Dörtlü Denklem: ABD–İngiltere–Almanya–Türkiye

Starmer ve Merz’in ziyaretleri, yalnızca ikili ilişkilerin değil; Batı’nın Türkiye’ye yeniden bakışının koordineli bir parçası.

Washington’ın sessiz desteğiyle oluşturulan bu yeni denklem,

•İran’ın bölgesel nüfuzunu sınırlamak,

•Rusya’nın enerji kartını dengelemek,

•Çin’in Kuşak–Yol stratejisine Avrupa merkezli alternatif üretmek amacını taşıyor.

Türkiye artık sadece ittifak üyesi değil; oyun kurucu, arabulucu ve dengeleyici ülke konumunda.

Avrupa’nın doğusunda yeni bir güvenlik ekseni doğuyor:

Londra–Berlin–Washington–Ankara hattı.

Zorluklar ve Fırsatlar

Elbette gri alanlar hâlâ mevcut:

•Almanya’da insan hakları ve hukuk devleti vurgusu üzerinden yükselen muhalefet eleştirileri,

•İngiltere’de bazı parlamenterlerin Türkiye’ye silah satışına yönelik temkinli tutumu,

•Türkiye’deki yüksek enflasyon (%67) ve finansal dalgalanmaların Avrupa sermayesinde yarattığı tereddüt,

•Ankara’nın bağımsız dış politika reflekslerinin müttefiklerde “öngörülemezlik” algısı yaratması.

Ancak tüm bu zorluklara rağmen, hem Londra hem Berlin artık Ankara’yı kaybedilmemesi gereken stratejik ortak olarak görüyor.

Zira Türkiye’siz bir Avrupa güvenlik mimarisi tamamlanamaz.

Bir Vizyon Ortaklığı Doğuyor mu?

Eğer Eurofighter anlaşması sonuçlanır, Türkiye–AB diyalogu Kopenhag kriterleri ekseninde yeniden başlarsa ve yeşil-dijital ekonomi ortaklıkları hız kazanırsa,

Ankara’nın Avrupa içindeki konumu “aday ülke” statüsünden çıkıp “kilit ortak” seviyesine yükselebilir.

Ankara, AB ve ABD’yle yaşadığı gerilimleri yumuşatmak için Londra ve Berlin arasında akıllı bir denge hattı kurabilir.
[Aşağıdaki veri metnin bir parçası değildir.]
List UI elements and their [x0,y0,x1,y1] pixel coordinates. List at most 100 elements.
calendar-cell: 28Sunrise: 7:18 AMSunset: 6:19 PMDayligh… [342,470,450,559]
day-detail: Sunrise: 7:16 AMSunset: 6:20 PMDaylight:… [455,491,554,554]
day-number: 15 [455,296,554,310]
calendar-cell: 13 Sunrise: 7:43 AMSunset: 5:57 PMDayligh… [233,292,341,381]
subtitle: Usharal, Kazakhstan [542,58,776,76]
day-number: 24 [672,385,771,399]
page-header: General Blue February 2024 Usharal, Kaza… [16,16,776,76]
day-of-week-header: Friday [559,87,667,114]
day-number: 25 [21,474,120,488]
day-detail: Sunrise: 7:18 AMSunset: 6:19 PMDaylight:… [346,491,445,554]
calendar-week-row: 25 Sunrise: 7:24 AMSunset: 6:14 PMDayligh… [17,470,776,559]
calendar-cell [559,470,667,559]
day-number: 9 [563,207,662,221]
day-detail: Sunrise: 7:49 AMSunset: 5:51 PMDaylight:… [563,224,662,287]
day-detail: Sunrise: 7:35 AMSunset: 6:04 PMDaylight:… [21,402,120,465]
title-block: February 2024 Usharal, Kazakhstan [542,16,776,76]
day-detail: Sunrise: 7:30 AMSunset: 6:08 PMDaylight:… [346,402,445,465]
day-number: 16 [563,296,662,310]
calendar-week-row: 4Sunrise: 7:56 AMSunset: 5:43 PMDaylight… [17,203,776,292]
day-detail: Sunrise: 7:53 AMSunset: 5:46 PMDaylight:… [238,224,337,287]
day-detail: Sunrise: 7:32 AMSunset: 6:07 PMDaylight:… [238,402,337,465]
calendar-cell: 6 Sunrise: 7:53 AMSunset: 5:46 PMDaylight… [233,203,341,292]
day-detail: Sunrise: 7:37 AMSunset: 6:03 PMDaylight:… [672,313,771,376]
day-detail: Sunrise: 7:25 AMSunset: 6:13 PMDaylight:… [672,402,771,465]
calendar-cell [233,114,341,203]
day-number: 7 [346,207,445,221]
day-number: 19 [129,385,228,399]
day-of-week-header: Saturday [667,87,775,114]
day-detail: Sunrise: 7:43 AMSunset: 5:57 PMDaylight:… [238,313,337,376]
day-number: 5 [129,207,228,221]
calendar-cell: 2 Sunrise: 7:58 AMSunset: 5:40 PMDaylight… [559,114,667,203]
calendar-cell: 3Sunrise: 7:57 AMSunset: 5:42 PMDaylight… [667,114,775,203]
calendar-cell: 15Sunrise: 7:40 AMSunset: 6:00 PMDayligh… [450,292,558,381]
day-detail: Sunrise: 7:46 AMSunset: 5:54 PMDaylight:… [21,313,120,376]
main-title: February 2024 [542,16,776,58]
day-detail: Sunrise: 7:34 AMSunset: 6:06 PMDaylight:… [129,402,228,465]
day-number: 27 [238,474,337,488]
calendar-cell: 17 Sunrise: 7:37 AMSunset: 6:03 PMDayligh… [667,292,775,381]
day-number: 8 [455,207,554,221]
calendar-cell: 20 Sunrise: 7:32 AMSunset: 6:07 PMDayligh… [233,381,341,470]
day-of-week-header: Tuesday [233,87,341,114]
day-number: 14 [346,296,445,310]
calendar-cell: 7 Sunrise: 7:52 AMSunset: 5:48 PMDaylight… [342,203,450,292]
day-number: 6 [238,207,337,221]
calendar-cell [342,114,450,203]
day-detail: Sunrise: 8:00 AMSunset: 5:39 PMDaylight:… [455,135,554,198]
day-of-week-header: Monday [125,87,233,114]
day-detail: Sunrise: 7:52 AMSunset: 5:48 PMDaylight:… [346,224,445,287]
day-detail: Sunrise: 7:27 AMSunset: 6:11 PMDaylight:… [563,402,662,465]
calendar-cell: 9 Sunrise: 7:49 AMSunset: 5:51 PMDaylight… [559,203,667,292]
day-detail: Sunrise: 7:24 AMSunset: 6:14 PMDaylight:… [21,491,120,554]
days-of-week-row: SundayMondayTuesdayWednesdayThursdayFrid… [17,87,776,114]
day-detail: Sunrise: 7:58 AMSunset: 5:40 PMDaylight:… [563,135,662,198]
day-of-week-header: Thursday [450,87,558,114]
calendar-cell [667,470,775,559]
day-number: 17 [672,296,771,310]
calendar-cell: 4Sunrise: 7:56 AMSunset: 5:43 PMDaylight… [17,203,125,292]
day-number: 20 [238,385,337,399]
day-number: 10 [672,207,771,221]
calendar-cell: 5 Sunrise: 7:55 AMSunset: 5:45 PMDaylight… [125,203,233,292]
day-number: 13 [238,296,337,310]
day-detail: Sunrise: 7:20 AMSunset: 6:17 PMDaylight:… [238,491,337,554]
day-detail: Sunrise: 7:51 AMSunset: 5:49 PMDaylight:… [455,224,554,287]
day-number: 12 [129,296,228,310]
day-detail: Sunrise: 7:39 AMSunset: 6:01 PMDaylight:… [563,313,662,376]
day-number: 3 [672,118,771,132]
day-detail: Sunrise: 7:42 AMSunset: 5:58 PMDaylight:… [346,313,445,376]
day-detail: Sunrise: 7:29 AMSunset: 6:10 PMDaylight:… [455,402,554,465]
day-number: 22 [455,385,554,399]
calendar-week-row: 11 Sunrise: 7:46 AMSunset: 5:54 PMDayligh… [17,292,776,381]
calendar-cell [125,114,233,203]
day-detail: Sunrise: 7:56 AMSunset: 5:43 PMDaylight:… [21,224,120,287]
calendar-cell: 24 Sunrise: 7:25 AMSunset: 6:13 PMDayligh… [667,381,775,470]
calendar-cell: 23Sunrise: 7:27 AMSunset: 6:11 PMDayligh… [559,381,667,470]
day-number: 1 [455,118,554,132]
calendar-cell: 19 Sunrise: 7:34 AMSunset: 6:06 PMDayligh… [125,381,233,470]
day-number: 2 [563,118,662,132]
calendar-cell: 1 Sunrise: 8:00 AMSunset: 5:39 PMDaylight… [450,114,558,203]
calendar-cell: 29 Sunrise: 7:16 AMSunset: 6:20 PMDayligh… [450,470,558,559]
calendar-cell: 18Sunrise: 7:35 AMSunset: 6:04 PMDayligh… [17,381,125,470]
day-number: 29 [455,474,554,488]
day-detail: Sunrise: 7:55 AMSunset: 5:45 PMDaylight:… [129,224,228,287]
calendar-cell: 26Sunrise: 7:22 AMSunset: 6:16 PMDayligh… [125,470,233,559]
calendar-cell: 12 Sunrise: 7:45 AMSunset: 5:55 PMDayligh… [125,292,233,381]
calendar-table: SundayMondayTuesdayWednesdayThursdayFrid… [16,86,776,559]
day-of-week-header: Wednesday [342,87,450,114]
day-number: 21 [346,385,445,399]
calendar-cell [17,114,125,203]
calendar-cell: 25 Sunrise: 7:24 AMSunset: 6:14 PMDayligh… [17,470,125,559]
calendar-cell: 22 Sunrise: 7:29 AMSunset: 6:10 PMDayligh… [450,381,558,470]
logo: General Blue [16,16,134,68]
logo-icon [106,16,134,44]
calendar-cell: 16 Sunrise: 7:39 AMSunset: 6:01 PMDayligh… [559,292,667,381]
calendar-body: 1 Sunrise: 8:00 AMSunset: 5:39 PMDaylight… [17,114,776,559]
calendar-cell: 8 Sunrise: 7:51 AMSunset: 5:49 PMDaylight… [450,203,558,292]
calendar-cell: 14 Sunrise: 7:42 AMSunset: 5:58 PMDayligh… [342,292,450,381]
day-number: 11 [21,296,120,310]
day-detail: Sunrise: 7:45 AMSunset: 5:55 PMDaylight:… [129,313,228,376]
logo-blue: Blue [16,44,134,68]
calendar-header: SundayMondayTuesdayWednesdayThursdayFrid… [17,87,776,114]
Birleşik Krallık ve Almanya ise Türkiye ile daha yakın çalışarak hem Avrupa güvenliğini tahkim eder, hem de post-Brexit / post-Merkel döneminde dış politikalarına yeni yön kazandırır.

Sonuç: Avrupa, Türkiye’yi Yeniden Hatırladı

Bugün Ankara’da şekillenen tablo, bir “ziyaret trafiği”nden fazlası:

Avrupa’nın doğu kanadında yeniden kurulan güç mimarisinin habercisi.

Türkiye artık sadece bir geçiş ülkesi değil —

Avrupa’nın güvenliği, enerji arzı, savunma sanayii ve jeopolitik esnekliği açısından ana eksen ülkesi.

Starmer ve Merz’in art arda ziyaretleri bu gerçeği diplomatik dille teyit etti:

Avrupa, Türkiye’yi yeniden hatırladı — bu kez eşit, karşılıklı bağımlılığa dayalı bir ortaklık arayışıyla.